An Arctic fox at the Highland Wildlife Park has been joined by a new mate in the hope the pair will produce cubs.
Keepers say four-year-old Elf is already ruling the roost after joining seven-year-old Houdini.
The two foxes have been spotted showing signs of affection towards each other and staff at the Kincraig park are hopeful they will mate.
Arctic foxes were found in Scotland until the last Ice Age, and now only live wild in the Arctic Circle.
Douglas Richardson, animal collection manager, said: "Arctic foxes are perfect for the Highland Wildlife Park. And as we can get winter temperatures down to -25 degrees celsius, the cooler Highland climate is ideal for this animal.
"Elf is a particularly confident female and has been attracting a lot of attention from visitors.

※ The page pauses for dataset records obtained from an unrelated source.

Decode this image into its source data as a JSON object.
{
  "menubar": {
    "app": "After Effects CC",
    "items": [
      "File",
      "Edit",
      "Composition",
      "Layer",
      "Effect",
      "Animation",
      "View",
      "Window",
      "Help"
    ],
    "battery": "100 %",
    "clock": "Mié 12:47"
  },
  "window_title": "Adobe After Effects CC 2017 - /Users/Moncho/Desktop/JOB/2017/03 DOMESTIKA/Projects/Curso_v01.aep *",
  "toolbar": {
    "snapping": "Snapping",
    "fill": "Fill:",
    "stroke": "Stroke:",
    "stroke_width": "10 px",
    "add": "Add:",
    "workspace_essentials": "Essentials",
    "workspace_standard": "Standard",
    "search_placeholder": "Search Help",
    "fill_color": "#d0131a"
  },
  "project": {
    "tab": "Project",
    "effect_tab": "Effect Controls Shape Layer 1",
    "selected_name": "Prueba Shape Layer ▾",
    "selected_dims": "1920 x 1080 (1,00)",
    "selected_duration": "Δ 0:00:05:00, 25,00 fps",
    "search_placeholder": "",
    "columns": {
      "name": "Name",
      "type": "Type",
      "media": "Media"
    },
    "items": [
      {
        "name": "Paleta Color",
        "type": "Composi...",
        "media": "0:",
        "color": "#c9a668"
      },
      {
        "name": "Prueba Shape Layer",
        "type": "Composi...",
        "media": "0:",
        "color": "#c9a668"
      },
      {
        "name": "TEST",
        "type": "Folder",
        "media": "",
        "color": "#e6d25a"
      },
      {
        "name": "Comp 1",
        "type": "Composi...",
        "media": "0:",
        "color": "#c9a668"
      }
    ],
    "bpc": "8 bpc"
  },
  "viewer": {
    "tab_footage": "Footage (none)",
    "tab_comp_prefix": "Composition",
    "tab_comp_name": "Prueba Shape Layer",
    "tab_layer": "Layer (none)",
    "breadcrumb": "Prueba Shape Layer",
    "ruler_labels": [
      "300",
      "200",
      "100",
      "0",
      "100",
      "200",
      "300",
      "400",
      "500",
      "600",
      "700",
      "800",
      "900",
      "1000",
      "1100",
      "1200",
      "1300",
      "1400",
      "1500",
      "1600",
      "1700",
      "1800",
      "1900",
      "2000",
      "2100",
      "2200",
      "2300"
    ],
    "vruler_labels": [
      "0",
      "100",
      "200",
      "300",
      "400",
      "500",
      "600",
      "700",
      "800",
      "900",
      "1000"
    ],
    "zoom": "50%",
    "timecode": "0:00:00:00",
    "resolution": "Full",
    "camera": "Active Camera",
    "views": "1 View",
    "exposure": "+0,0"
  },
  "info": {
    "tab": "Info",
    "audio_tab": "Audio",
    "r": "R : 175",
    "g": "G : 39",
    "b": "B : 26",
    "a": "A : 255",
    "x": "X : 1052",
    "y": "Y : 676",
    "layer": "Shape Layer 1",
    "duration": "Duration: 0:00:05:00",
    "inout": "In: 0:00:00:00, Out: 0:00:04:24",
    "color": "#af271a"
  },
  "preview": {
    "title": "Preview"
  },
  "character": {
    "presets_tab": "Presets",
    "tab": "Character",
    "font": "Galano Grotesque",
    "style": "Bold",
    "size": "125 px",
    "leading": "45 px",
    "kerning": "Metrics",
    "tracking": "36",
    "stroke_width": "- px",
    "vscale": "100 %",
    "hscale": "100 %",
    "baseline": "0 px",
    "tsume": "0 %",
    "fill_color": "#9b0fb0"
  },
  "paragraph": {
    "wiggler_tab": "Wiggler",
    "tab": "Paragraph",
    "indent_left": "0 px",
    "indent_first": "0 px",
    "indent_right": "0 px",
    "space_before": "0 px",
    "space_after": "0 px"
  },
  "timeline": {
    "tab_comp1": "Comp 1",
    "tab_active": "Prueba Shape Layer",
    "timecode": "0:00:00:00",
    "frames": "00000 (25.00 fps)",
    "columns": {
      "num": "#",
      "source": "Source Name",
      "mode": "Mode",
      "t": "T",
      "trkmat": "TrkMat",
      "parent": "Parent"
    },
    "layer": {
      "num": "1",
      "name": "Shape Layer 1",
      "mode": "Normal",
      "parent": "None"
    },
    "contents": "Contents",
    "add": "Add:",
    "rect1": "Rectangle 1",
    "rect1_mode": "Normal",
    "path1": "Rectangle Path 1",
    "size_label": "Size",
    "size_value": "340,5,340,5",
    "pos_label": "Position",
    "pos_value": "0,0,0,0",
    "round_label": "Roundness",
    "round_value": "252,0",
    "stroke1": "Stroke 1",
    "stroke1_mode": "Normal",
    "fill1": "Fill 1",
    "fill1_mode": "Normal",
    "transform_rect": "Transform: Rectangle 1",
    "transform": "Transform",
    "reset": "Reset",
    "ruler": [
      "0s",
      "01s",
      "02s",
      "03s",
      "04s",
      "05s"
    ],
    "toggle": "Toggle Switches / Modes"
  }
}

"At first we removed the male from the enclosure for a couple of days to allow Elf to get used to her new home, then when he returned she kept a low profile inside one of the burrows in the enclosure. However, on their third day together mating behaviour was seen.
"Arctic foxes are strictly seasonal breeders and most pups are born in May, so it is unlikely that these late matings will be successful. We will of course prepare for a late birth, but with true Arctic species successful mating outside of the regular breeding season seldom results in a birth and 2013 is likely to be when we will see fox pups."